Poster Presentation Annual Meetings of the Endocrine Society of Australia and Society for Reproductive Biology and Australia and New Zealand Bone and Mineral Society 2016

Changes in expression of genes and proteins within cellular compartments of the bovine ovary as a function folliculogenesis (#440)

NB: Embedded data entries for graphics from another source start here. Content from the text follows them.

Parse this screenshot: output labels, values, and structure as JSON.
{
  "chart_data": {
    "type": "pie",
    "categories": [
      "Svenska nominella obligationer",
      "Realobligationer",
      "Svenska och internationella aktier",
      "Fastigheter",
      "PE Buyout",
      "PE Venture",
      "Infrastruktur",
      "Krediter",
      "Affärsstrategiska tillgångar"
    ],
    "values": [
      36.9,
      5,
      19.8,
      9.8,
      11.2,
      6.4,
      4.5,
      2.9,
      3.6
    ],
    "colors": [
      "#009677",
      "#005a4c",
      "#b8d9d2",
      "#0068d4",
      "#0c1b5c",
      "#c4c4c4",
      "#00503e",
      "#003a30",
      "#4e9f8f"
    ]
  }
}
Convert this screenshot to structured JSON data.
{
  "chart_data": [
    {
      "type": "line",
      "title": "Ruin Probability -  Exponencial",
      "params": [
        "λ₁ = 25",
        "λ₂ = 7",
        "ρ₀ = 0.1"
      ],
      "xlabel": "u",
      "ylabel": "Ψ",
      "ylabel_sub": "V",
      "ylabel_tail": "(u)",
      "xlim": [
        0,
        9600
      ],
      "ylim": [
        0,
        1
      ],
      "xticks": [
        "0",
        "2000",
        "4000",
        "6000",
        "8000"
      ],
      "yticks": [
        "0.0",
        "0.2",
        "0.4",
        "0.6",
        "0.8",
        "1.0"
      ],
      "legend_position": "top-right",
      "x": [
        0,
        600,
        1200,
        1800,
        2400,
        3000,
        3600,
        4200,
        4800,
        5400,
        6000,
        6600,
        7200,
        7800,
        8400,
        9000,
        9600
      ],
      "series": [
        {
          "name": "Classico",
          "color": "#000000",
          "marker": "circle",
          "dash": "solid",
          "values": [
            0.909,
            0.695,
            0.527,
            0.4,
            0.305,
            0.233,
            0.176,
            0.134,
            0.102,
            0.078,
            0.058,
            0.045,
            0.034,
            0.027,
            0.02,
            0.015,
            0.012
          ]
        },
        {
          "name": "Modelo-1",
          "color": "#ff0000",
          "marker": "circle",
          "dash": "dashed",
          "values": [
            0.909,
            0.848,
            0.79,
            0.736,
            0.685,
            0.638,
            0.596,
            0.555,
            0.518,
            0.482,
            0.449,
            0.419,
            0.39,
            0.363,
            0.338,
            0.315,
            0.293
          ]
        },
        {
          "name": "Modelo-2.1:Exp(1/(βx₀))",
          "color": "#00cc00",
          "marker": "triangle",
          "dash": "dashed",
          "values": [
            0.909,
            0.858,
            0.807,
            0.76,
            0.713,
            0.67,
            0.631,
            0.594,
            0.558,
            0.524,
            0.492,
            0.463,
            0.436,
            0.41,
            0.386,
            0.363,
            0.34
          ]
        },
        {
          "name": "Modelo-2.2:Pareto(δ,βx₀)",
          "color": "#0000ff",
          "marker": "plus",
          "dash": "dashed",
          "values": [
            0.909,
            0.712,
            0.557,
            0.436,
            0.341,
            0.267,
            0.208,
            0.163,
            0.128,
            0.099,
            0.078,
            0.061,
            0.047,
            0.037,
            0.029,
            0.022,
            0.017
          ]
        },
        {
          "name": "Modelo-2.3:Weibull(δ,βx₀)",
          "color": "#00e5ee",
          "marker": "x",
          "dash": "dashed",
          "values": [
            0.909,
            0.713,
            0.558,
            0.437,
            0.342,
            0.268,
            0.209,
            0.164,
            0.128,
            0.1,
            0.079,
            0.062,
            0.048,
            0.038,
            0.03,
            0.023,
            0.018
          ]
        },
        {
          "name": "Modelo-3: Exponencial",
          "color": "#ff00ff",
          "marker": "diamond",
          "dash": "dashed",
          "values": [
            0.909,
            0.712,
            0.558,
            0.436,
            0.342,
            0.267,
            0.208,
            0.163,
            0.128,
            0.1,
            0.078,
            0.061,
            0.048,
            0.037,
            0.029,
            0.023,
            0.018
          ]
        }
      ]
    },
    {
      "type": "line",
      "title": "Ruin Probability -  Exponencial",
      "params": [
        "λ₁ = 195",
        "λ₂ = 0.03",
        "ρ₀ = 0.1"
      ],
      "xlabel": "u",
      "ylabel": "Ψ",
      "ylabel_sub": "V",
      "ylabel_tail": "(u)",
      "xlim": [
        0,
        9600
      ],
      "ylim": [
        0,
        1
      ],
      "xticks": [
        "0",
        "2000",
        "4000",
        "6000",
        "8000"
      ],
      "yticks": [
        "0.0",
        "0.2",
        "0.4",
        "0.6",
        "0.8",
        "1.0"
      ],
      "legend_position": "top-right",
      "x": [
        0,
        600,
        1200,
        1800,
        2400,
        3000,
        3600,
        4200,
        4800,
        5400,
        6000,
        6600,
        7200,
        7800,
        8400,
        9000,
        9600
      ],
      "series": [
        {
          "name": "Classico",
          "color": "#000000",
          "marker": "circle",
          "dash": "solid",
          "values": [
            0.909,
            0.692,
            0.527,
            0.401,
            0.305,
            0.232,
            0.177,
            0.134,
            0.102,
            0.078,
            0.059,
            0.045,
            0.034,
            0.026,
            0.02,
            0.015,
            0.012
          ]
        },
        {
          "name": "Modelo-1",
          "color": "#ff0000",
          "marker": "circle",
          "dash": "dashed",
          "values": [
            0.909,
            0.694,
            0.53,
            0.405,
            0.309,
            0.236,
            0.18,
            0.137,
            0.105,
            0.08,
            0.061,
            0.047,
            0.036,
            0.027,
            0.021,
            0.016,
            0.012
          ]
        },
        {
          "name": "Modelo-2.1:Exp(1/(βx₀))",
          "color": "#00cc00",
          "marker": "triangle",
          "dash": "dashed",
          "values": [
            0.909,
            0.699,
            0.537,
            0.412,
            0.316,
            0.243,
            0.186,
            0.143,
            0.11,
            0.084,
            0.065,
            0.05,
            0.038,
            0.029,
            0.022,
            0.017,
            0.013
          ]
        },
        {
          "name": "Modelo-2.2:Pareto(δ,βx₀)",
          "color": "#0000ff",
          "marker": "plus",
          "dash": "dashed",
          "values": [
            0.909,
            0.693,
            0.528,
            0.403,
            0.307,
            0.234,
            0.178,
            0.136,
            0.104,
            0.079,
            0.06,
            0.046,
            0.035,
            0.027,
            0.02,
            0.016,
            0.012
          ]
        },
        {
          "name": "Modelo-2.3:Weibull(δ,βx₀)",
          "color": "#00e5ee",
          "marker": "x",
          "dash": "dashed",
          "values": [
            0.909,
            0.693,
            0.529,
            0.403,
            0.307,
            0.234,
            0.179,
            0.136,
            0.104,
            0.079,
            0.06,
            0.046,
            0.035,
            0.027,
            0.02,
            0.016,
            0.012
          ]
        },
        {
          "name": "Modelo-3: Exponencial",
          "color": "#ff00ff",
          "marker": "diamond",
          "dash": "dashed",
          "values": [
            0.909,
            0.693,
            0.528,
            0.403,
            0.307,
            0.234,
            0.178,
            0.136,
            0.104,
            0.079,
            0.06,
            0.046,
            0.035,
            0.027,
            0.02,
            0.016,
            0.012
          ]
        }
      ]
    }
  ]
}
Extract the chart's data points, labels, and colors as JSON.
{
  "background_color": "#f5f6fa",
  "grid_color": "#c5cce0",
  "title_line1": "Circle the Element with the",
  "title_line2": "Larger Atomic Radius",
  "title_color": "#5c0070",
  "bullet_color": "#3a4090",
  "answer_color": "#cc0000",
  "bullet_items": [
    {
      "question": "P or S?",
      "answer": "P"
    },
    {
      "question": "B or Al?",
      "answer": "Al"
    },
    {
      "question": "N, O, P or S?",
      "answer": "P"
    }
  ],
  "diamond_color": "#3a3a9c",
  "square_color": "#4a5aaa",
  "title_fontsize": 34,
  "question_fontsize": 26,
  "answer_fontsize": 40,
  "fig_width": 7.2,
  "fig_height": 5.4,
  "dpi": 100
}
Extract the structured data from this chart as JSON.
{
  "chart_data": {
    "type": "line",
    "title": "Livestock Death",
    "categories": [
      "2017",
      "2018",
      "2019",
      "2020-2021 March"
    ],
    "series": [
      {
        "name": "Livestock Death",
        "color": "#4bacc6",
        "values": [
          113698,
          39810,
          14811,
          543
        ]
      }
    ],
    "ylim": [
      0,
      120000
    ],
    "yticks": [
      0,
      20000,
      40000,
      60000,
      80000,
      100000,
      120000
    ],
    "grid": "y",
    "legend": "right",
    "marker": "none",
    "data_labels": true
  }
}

Helen Irving-Rodgers 1 , Katja Hummitzsch 2 , Nick Hatzirodos 2 , Wendy Bonner 3 , Jeff Schwartz 1 , Ray Rodgers 2
  1. Griffith University, QLD, Australia
  2. Discipline of Obstetrics and Gyaecology, The University of Adelaide, Adelaide, SA, Australia
  3. Discipline of Obstetrics and Gyaecology, The University of Adelaide, Adelaide, SA, Australia

Ovarian follicles are complex multicellular structures that develop markedly within a dynamic tissue environment.  Although cells constantly differentiate and acquire unique activities such as synthesis of steroids, during folliculogenesis, the genetic expression patterns underpinning phenotypic changes remain somewhat unknown. As a first step we compared expression of genes and consequently identified proteins among various components of bovine follicles at antral and pre-antral stages.  Laser capture microdissection and Affymetrix bovine mRNA microarray analysis and Partek analysis software was used to identify gene expression in specific cells of the theca interna of pre-antral follicles, interstitial stroma and tunica albuginea (n=4 per group) as previously described (1). Gene transcripts were compared to those expressed by thecal cells from antral follicles (n = 6) collected by dissection. Genes significantly (P < 0.05) upregulated > 2-fold in the theca interna of pre-antral follicles compared to theca interna of antral follicles included MLF1IP, ACD, PLN and IL17RD. Down-regulated genes included PHLDB2, MFAP3, LGALS1, OGN, RGS5, BEX2 and LYVE1. Quantitative RT-PCR showed higher expression of GSTA3, RXFP2 and NR5A in the theca interna compared to tunica and interstium (P<0.001). In addition, RGS5 was higher in interstitial tissue in comparison to tunica (P<0.01). LGALS1, PLN, OGN, ALDH1A1 and ACD were all detected by Western immunoblot in ovary samples. PLN was more highly expressed in tunica and interstitial stroma than in the theca (P<0.01), as was OGN (P<0.0001), while ACD and LGALS1 did not differ among groups. LGALS1, OGN and PLN localised to the extracellular matrix, stromal cells and smooth muscle cells respectively, as shown by immunohistochemistry.   These data are consistent with patterns of gene expression, correlated with expression of proteins, that characterise different cells within the follicles at different stages of development.  Research currently underway is aimed at linking the changes in expression to cellular function.